There are, of course, some disadvantages to choosing a BYOD policy too.
It’s A Security Risk
BYOD policies are a security risk. Workers could lose their devices to and from work. Company information could fall into the wrong hands, which might be devastating.
Businesses, therefore, need to pay special attention to security when implementing a BYOD policy. All devices need securing using advanced strategies.
Security risks, though, tend to go all the way to the level of the hardware. The main difference between consumer and business Microsoft Surface devices, for instance, is that the commercial versions have more security features. If your colleagues are using regular consumer options, they won’t get all these additional features.
Loss Of Privacy
Most employees want to draw a clear line between their work lives and their private lives. But when you institute a BYOD policy, that becomes more difficult. Managers and employees know that they’re contactable at any time of the day or night. And inevitably, working hours tend to encroach on leisure time. It’s easy for colleagues to fire off emails to each other when they have a problem, even if the recipient isn’t supposed to be working.

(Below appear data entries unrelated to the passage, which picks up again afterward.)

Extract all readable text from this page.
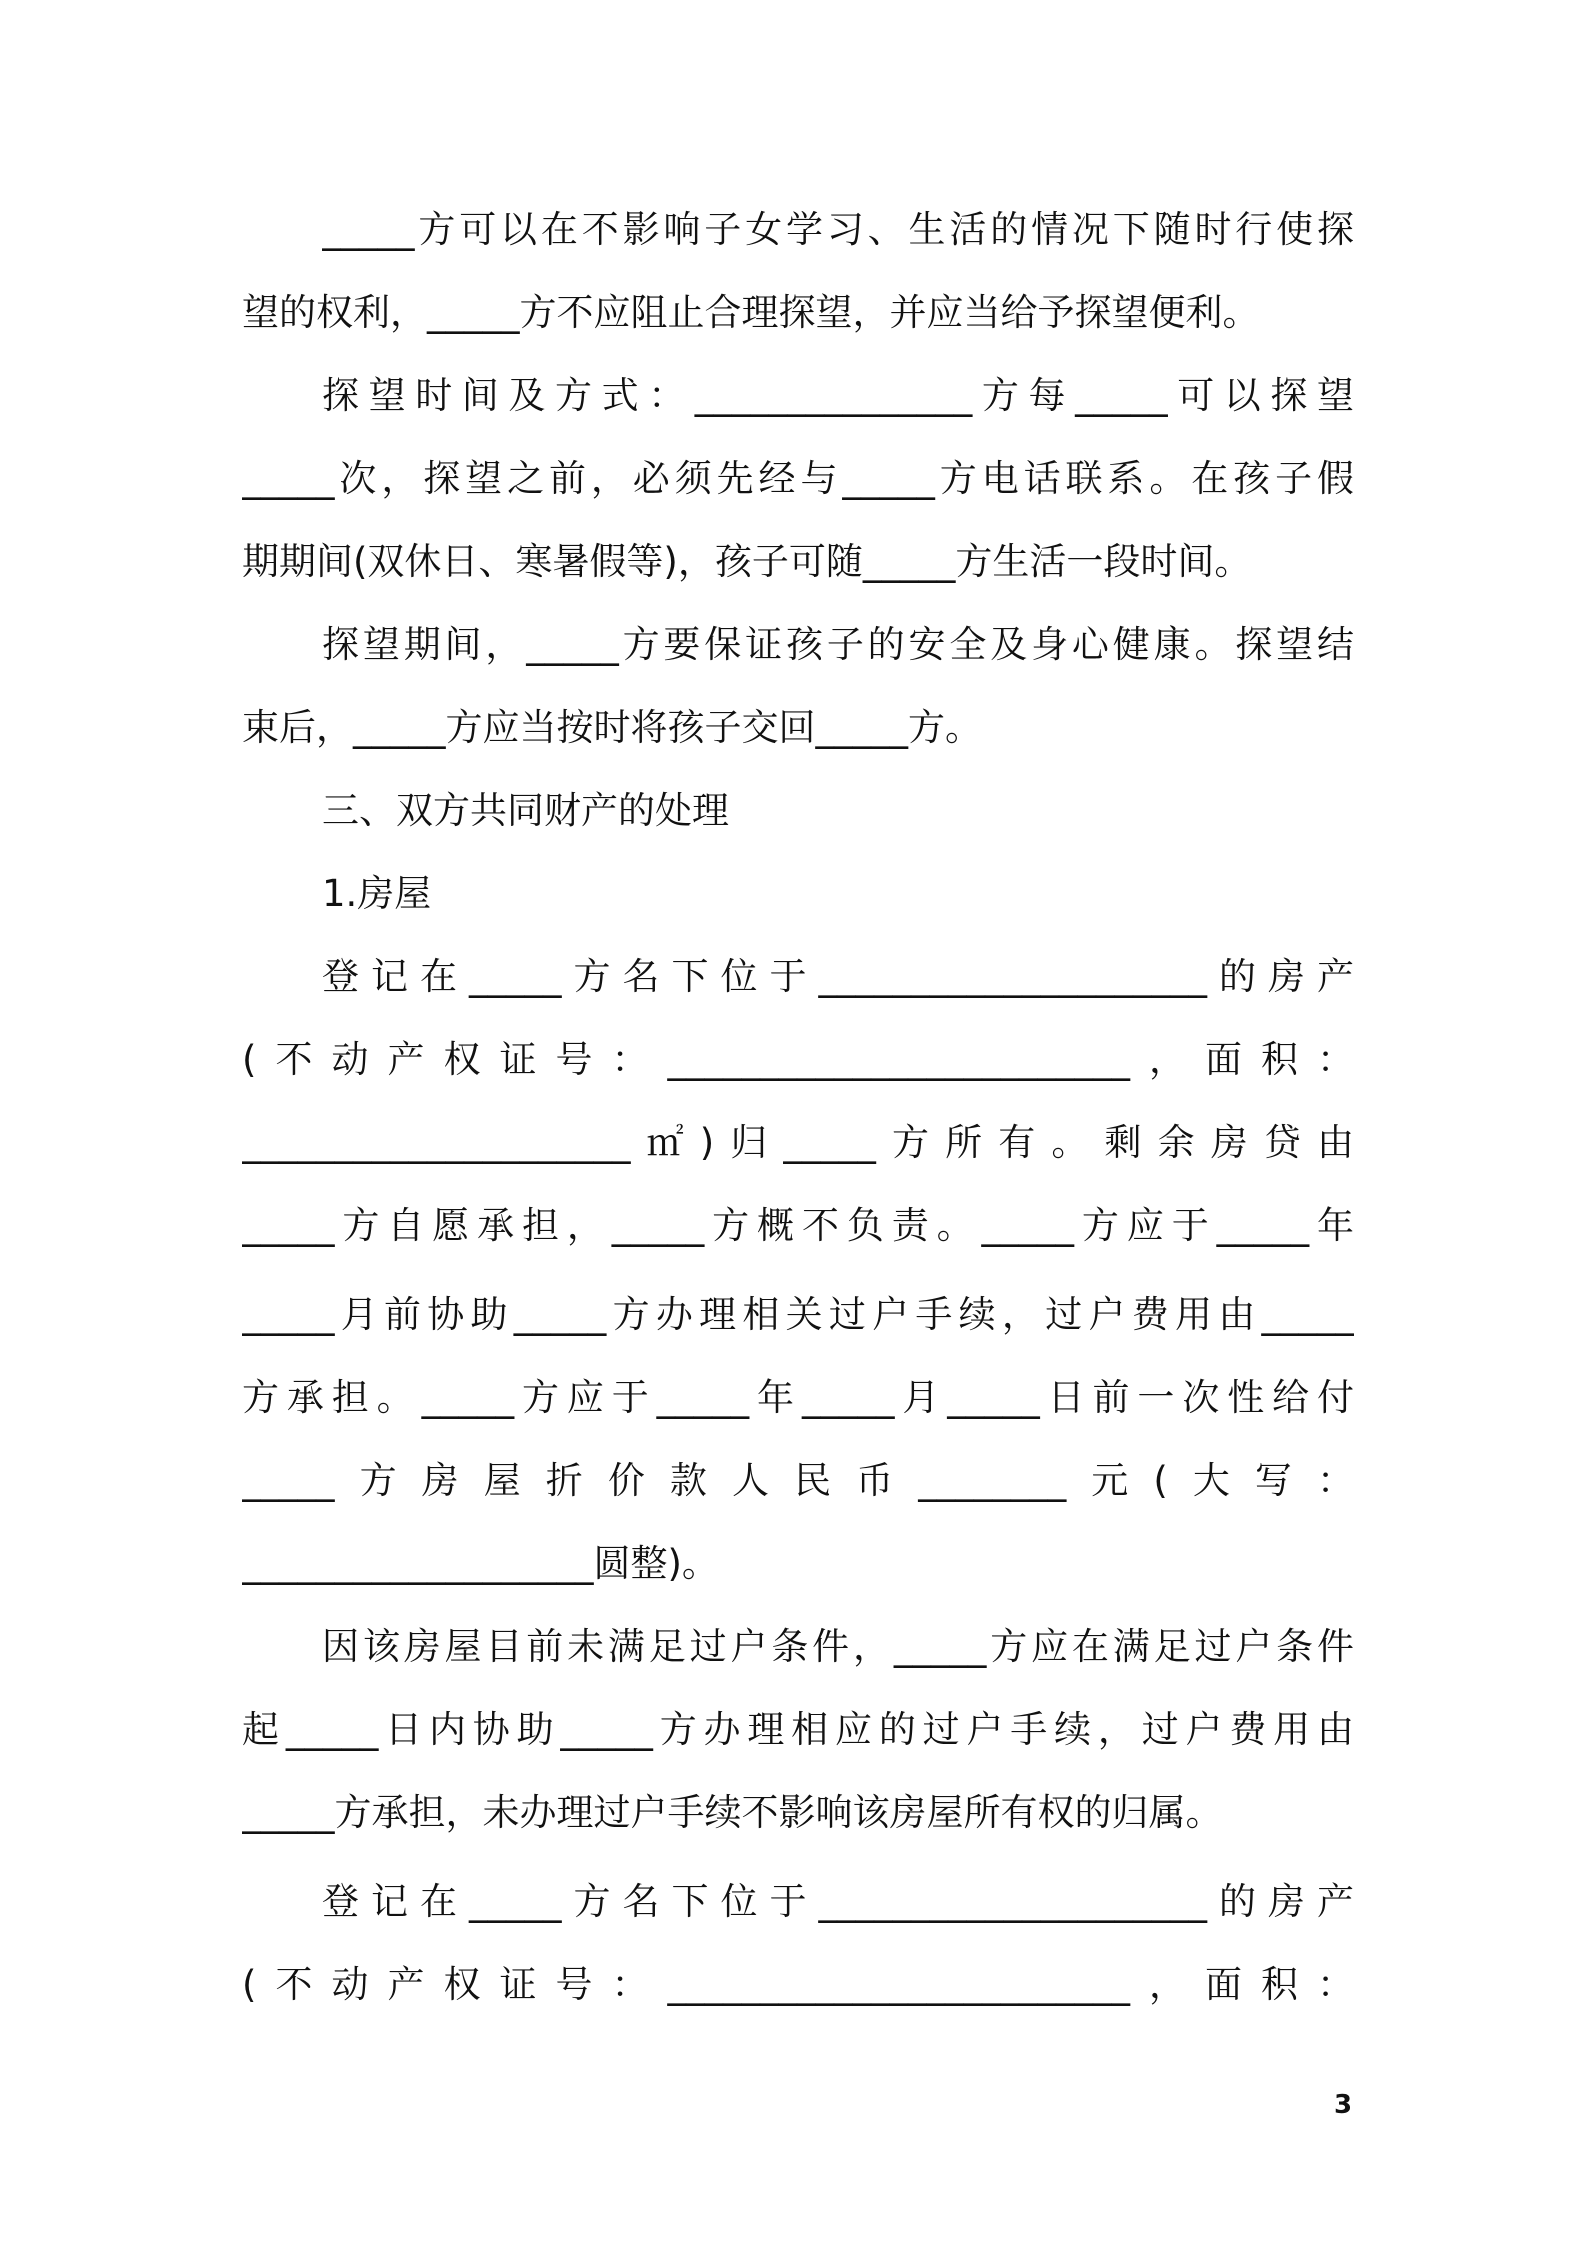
_____方可以在不影响子女学习、生活的情况下随时行使探
望的权利，_____方不应阻止合理探望，并应当给予探望便利。
探望时间及方式：_______________方每_____可以探望
_____次，探望之前，必须先经与_____方电话联系。在孩子假
期期间(双休日、寒暑假等)，孩子可随_____方生活一段时间。
探望期间，_____方要保证孩子的安全及身心健康。探望结
束后，_____方应当按时将孩子交回_____方。
三、双方共同财产的处理
1.房屋
登记在_____方名下位于_____________________的房产
(不动产权证号：_________________________，面积：
_____________________㎡)归_____方所有。剩余房贷由
_____方自愿承担，_____方概不负责。_____方应于_____年
_____月前协助_____方办理相关过户手续，过户费用由_____
方承担。_____方应于_____年_____月_____日前一次性给付
_____方房屋折价款人民币________元(大写：
___________________圆整)。
因该房屋目前未满足过户条件，_____方应在满足过户条件
起_____日内协助_____方办理相应的过户手续，过户费用由
_____方承担，未办理过户手续不影响该房屋所有权的归属。
登记在_____方名下位于_____________________的房产
(不动产权证号：_________________________，面积：
3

There’s another privacy issue, too: the fact that colleagues can leave your firm at any time and join another, with all your data still on their devices. The employee may share this information with a rival, putting your entire enterprise at risk.
IT Is More Difficult
Finally, operating a BYOD policy is often more challenging from an IT perspective than just running a regular server setup. Devices aren’t standard, so you can’t just apply blanket policies across the board and expect them to work. Secondly, you need to think much more carefully about your security arrangements. Ideally, you want to contain “business stuff” in a secure portal. Colleagues should be able to carry out all their regular tasks remotely. But third-parties should not be able to access critical information, even if they get hold of the device.
Providing this sort of IT is both challenging and expensive. Often you have to hire a third party team to provide you with the full support you need. It’s not easy by any stretch of the imagination.